Toward Dense Biotemplated Magnetic Nanoparticle Arrays: Probing the Particle-Template Interaction

We report on experiments to elucidate the underlying mechanism of the recently observed template-directed organization of gas phase deposited FePt nanoparticles into regular two-dimensional (2D) arrays on the bacterial surface protein layer (S-layer) of Bacillus sphaericus NCTC 9602. To this end, the size and charge state of the particles have been tuned prior to their deposition onto the S-layer, and the preferred particle deposition sites have been identified and correlated to the protein template lattice by means of statistical analysis of transmission electron microscopy images of the obtained hybrid structures. The experiments reveal that the match between the nanoparticle geometry and the regularly patterned template surface morphology is most important to achieve a high degree of nanoparticle ordering.
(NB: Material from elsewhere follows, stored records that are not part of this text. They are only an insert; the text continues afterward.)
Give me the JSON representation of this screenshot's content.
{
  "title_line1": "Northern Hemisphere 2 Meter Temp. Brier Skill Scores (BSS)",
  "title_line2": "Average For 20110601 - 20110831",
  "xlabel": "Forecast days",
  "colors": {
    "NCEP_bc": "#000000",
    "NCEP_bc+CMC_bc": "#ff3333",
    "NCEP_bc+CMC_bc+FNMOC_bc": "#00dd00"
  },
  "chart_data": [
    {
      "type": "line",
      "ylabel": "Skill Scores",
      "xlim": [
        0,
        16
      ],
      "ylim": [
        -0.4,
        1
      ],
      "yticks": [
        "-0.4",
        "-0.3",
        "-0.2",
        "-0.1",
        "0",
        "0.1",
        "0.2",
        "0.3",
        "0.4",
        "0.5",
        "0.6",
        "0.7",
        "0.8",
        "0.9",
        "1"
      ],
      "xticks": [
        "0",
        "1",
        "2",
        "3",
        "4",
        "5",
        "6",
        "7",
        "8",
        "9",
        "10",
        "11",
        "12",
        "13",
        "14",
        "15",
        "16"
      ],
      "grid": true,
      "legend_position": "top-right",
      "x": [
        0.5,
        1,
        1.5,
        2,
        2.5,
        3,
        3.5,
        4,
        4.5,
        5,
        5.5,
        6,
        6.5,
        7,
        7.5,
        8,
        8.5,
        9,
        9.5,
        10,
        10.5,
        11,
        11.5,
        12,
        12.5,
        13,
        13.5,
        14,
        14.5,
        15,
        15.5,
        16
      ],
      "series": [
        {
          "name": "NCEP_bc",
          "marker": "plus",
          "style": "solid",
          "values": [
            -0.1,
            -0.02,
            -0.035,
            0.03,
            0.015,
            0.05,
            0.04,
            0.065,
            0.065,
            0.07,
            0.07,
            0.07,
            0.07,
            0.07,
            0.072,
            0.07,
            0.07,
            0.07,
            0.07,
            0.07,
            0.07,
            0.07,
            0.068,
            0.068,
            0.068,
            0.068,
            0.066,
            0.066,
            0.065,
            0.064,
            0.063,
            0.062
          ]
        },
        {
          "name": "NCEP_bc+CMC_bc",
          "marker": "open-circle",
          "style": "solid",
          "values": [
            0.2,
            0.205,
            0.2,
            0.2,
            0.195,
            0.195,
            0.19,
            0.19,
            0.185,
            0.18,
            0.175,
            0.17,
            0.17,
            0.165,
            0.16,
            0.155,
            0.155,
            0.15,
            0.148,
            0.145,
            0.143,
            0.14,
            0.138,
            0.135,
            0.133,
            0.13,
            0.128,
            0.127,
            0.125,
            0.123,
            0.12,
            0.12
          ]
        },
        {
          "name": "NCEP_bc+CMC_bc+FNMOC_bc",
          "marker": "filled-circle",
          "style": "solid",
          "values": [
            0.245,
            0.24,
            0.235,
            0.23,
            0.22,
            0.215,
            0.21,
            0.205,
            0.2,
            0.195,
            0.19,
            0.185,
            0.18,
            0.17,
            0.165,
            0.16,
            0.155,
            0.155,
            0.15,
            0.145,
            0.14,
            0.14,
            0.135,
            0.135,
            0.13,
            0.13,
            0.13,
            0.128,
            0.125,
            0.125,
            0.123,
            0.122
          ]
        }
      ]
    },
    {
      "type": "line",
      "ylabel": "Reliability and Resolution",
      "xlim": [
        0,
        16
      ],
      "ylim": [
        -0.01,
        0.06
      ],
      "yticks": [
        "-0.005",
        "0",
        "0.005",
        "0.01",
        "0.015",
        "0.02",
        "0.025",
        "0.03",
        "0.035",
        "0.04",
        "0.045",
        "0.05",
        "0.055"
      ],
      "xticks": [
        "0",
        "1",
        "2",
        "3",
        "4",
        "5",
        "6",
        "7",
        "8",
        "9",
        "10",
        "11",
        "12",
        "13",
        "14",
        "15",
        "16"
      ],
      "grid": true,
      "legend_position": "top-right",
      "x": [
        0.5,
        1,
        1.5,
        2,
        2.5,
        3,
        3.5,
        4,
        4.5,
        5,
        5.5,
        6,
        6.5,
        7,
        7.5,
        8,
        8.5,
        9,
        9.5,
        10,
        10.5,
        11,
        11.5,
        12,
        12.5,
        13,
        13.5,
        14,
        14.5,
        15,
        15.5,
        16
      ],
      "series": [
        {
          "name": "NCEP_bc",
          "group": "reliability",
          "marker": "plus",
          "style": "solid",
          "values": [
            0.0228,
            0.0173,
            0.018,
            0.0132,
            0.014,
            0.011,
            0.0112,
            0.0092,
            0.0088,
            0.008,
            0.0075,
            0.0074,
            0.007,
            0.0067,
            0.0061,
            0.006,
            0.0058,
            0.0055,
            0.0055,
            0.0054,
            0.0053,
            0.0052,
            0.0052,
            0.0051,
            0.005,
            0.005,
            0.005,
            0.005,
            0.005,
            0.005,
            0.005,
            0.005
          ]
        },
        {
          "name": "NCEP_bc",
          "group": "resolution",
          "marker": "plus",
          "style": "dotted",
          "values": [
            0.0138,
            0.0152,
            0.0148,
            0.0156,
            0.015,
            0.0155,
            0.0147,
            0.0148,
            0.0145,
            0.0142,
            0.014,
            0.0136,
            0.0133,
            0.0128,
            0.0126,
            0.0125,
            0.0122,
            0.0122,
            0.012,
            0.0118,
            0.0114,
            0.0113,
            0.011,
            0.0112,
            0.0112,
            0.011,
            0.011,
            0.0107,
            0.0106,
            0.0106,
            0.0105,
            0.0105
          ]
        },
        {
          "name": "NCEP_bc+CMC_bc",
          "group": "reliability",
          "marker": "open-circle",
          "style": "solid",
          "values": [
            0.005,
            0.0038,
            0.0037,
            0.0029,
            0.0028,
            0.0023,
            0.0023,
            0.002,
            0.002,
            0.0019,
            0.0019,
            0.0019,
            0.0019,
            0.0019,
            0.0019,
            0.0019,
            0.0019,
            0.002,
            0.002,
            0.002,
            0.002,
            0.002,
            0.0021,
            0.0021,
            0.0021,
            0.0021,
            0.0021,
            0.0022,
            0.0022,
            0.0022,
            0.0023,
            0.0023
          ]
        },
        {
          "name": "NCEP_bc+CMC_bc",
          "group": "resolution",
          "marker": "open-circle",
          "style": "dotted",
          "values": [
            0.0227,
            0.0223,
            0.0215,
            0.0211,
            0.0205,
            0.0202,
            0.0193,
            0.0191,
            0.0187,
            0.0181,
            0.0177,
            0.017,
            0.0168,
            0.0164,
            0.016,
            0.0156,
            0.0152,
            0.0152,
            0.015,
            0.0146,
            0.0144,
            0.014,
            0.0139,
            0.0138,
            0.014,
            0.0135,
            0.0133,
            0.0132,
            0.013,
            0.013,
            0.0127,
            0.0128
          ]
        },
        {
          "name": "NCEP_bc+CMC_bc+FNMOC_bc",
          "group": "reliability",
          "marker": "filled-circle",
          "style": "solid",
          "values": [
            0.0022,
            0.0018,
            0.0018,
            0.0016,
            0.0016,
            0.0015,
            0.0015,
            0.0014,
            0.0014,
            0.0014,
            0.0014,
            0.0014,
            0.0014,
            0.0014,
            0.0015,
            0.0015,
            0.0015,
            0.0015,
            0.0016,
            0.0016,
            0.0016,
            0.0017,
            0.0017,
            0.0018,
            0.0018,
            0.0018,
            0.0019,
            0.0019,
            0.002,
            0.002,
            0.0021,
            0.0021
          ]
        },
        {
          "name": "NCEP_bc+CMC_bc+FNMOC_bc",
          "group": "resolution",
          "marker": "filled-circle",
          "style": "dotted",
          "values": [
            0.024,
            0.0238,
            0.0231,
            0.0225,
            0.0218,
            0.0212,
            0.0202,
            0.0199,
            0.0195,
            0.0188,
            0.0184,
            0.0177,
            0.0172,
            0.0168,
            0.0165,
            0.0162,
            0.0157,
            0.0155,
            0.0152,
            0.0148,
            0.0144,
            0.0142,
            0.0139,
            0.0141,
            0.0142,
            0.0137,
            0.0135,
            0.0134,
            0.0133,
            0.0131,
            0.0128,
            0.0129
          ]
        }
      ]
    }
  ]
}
Deposited nanoparticles were preferentially located at those sites where the S-layer surface exhibits hollows of appropriate size, so that the particle can reduce its surface free energy by maximizing its contact area with the exposed S-layer surface. Particular sites at the protein layer possessed a bimodal occupation frequency distribution. This can be explained by characteristic differences in the morphologies of the inner and outer faces of the S-layer sheets immobilized at the substrate surface. Experiments with nanoparticles of different charge states did not show significant variations in the particle distribution, indicating that the occurrence of a periodic surface charge modulation at the 2D protein crystal, which is often claimed to be the origin for the self-organization of particles deposited from solution, was not the relevant driving force under the chosen experimental conditions.